Şehir hastaneleri projelerinde de aynı, benzeri bir talan düzeni var. Anne ve babalarımız biz evlatlarını gözünden bile sakınırdı, biz de kendi çocuklarımızın üzerine titriyoruz. Ancak siz çocuklarımıza bırakacağınız çevreyi, doğayı bir yandan talan, tahrip ederken aynı zamanda onlara altında ezilecekleri borçlar yüklüyorsunuz, ekonomik geleceklerini çalıyorsunuz çocuklarımızın. 1 milyar dolar için tezkereye “Evet.” diyen, çocuklarımızı ölüme göndermeyi dahi göze alan sizler, çocuklarımıza daha bugünden sadece bu projelerle 10 milyarlarca dolar borç yüklüyorsunuz.

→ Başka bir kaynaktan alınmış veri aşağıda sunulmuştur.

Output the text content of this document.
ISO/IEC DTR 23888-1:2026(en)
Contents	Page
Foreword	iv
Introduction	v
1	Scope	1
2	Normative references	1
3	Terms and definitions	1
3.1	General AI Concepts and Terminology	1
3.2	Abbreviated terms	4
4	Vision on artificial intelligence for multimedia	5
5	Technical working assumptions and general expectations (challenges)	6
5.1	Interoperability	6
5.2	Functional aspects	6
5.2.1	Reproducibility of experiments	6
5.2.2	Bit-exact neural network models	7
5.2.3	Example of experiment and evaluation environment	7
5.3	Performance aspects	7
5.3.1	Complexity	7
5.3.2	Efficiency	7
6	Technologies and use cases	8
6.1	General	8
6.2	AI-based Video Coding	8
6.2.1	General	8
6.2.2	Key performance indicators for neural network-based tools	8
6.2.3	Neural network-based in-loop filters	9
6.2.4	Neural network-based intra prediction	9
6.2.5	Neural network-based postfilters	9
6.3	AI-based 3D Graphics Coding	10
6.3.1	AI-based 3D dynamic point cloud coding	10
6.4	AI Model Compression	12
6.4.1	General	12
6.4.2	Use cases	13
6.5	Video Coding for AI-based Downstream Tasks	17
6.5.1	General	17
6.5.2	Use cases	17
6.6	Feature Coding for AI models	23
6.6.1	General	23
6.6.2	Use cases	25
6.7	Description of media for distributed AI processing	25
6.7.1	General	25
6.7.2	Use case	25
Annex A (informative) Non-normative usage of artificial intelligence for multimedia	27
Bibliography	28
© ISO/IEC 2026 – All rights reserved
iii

Borca devlet kefil oluyor, sefasını yandaş müteahhit sürüyor, sefaleti ise çocuklarımıza miras olarak kalıyor. Sahi, bu müteahhitlerin ortakları kimler acaba?

Değerli milletvekilleri, biraz önce açıklanan rakamlar 2015 Eylül ayına göre 420 bin vatandaşımızın daha işsizler kervanına katıldığını söylüyor. Evlerine ekmek götüremeyecek işsiz sayısı 3,5 milyon kişi oldu. 2003 yılında hane halkı borçları 13,5 milyarken 2016 yılının başında 441 milyar lirayı geçmiş durumda. Tüketici kredisi, konut kredisi, kredi kartı borçları patlamış durumda. Sık sık yaptığınız gibi “Özel sektörün, vatandaşların borçlarından bize ne?” diyebilirsiniz. Geçmişte yaşananlardan da görülmüştür ki özel sektörün borcu olarak gözüken borç bir gece içerisinde kamu borcuna dönüşüveriyor. Biz bu durumu banka krizlerinde gördük. Çünkü ekonomiye yönelen tehditler karşısında devlet önlem almak durumunda kalıyor ve bu borçları üstleniyor.

Sevgili arkadaşlarım, Gezi isyanında dolar kuru 10 kuruş artmıştı diye “faiz lobisi” dediniz, kıyamet kopardınız. OHAL döneminde kur 52 kuruş birden arttı ve 3,54 liraya ulaştı. Bu kur farkı ülkemizin 421 milyar dolar dış borç stokundan dolayı borçluların sırtına bir anda 220 milyar lira daha ek yük bindirdi. OHAL süreci içinde, hiçbirinizden ses yok, çıt yok.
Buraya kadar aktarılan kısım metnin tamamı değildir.